SOUTHERN PACIFIC COMPANY, a corporation,
Defendant-Appellee
No. 7940
SUPREME COURT OF NEW MEXICO
1966-NMSC-215, 77 N.M. 74, 419 P.2d 452
October 24, 1966
Appeal from the District Court of Luna County, Burks, Judge
COUNSEL
Schaber and Arthur, Deming, New Mexico, Fred J. Pain, Jr., Phoenix, Arizona, Attorneys for Plaintiff-Appellant.
White, Gilbert, Koch & Kelly, Santa Fe, New Mexico, Attorneys for Defendant-Appellee.
JUDGES
HENSLEY, JR., Chief Judge, wrote the opinion.
WE CONCUR:
DAVID CHAVEZ, JR., J., M. E. NOBLE, J.
OPINION
HENSLEY, JR., Chief Judge, Court of Appeals.
{1} The plaintiff, executor, sought to recover damages in a wrongful death action. The defendant, Southern Pacific Company, was alleged to be the employer of the co-defendant, Ramon V. Mendoza.
{2} After the joinder of issue and the taking of depositions the defendant, Southern Pacific Company, moved for summary judgment in its favor. From an order granting the motion the plaintiff has prosecuted this appeal.
{3} The appellant contends that summary judgment was improper because there were genuine issues of material facts, that is, whether the defendant employee was acting within the scope of his employment and with the consent of the defendant employer at the time of the accident.
{4} In considering the merits of a motion for summary judgment it is not the function of the trial court to weigh the evidence. In reviewing the action of the trial court it is not the function of this court to weigh the evidence. The use of summary judgment is permitted only where the facts are clear and undisputed. Sooner Pipe and Supply Corporation v. Doerrie, 69 N.M. 78, 364 P.2d 138. Here the defendant appellee has denied that the defendant Mendoza was acting within the scope of the employment and with the consent of the appellee. It is to be noted that the answer filed by the appellee admits ownership of the vehicle driven by the defendant Mendoza. In Morris v. Cartwright, 57 N.M. 328, 258 P.2d 719, we stated, "* * * It must be conceded that proof or admission of ownership creates a presumption that the driver of a vehicle causing damages is the servant of the owner and using the vehicle in the master's business, and this presumption is sufficient in the absence of evidence to the contrary to support a verdict." It is true that there was evidence in the deposition contrary to the presumption and there was also contradictory evidence by the same deponents. Without indulging in any opinion as to which version of the evidence is convincing we can only say that reasonable men might reach different conclusions and in such a situation summary judgment should be denied.

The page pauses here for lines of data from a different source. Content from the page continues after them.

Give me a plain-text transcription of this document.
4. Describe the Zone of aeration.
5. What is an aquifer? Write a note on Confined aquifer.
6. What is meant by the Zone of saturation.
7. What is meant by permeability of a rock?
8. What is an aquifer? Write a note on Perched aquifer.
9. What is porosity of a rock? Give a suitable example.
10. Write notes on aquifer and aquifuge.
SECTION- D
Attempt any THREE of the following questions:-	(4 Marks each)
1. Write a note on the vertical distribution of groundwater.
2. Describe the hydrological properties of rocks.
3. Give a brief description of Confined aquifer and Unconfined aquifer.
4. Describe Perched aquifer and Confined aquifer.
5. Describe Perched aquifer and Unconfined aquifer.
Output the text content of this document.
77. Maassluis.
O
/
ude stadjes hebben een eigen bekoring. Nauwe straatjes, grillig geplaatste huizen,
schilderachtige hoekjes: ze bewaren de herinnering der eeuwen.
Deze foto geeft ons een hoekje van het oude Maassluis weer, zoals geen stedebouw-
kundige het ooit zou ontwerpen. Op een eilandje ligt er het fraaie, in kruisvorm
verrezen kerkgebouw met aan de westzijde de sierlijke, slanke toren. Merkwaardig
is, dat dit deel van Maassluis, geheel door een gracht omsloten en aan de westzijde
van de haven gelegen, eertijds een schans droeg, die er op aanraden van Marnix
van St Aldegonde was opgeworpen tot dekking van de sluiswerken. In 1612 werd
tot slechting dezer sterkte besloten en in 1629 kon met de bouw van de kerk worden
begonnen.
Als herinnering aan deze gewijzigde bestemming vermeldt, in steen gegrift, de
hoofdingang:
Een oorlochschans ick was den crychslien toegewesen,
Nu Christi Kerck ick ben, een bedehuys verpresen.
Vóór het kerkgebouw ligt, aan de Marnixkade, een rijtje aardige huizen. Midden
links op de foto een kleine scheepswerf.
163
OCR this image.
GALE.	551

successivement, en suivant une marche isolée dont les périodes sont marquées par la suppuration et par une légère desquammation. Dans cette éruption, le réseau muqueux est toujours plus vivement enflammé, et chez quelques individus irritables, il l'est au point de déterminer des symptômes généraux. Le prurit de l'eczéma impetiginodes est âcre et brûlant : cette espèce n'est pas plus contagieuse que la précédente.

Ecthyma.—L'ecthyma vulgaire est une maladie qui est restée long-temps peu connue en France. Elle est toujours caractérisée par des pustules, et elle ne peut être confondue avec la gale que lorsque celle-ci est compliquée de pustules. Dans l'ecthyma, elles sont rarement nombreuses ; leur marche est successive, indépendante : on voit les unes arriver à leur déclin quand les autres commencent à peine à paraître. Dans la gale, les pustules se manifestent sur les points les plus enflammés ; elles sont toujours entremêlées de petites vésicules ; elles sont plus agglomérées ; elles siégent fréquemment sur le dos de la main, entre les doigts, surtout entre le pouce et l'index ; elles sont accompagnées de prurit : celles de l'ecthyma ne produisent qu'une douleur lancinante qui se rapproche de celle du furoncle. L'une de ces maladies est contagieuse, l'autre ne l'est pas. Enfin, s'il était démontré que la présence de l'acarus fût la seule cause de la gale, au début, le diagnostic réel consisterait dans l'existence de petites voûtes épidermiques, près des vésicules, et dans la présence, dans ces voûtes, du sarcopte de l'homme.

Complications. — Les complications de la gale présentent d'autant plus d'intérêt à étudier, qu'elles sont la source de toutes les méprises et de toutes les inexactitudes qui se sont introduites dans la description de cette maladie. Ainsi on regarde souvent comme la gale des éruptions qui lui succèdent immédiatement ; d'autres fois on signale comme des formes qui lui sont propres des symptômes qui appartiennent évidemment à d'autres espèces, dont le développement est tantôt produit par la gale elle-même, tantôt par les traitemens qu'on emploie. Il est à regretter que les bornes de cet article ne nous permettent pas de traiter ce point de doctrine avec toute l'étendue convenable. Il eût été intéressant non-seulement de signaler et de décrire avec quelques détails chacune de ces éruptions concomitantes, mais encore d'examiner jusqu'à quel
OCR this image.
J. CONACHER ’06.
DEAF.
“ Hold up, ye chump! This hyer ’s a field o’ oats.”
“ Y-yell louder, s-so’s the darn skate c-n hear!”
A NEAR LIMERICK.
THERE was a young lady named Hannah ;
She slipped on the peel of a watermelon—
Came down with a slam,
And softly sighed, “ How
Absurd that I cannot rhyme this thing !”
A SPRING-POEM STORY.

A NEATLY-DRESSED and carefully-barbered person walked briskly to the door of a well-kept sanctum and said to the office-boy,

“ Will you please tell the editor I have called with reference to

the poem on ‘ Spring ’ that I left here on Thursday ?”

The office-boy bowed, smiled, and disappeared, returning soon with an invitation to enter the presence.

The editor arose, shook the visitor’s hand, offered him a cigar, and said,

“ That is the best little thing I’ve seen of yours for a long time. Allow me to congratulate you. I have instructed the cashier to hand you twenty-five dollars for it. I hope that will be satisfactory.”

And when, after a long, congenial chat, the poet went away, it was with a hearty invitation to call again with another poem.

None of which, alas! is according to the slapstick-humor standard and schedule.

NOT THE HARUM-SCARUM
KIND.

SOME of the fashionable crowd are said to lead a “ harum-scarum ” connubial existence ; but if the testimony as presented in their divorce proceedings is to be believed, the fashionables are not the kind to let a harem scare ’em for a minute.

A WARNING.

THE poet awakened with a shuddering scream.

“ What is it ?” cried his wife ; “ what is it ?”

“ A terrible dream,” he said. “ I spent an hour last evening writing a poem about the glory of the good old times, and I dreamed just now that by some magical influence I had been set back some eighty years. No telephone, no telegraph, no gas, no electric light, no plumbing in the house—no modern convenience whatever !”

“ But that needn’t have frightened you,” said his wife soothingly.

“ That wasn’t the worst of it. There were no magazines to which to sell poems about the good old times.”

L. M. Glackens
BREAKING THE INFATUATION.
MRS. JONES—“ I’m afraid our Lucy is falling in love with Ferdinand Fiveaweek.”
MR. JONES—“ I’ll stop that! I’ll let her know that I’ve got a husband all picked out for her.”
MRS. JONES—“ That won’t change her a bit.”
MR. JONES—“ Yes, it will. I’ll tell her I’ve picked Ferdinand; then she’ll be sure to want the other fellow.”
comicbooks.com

{5} Examination of the pleadings and contradictions in the depositions giving rise to the question of credibility combine to impress this court that there are genuine issues of facts to be resolved.
The fact situation in this case distinguishes it from the undisputed facts in Lang v. Cruz, 74 N.M. 473, 394 P.2d 988, where the employee was acting contrary to express instructions and it was the first time that he had done so.
{6} The case is remanded to the trial court with direction to set aside the summary judgment and proceed in a manner consistent herewith.
{7} IT IS SO ORDERED.
WE CONCUR:
DAVID CHAVEZ, JR., J., M. E. NOBLE, J.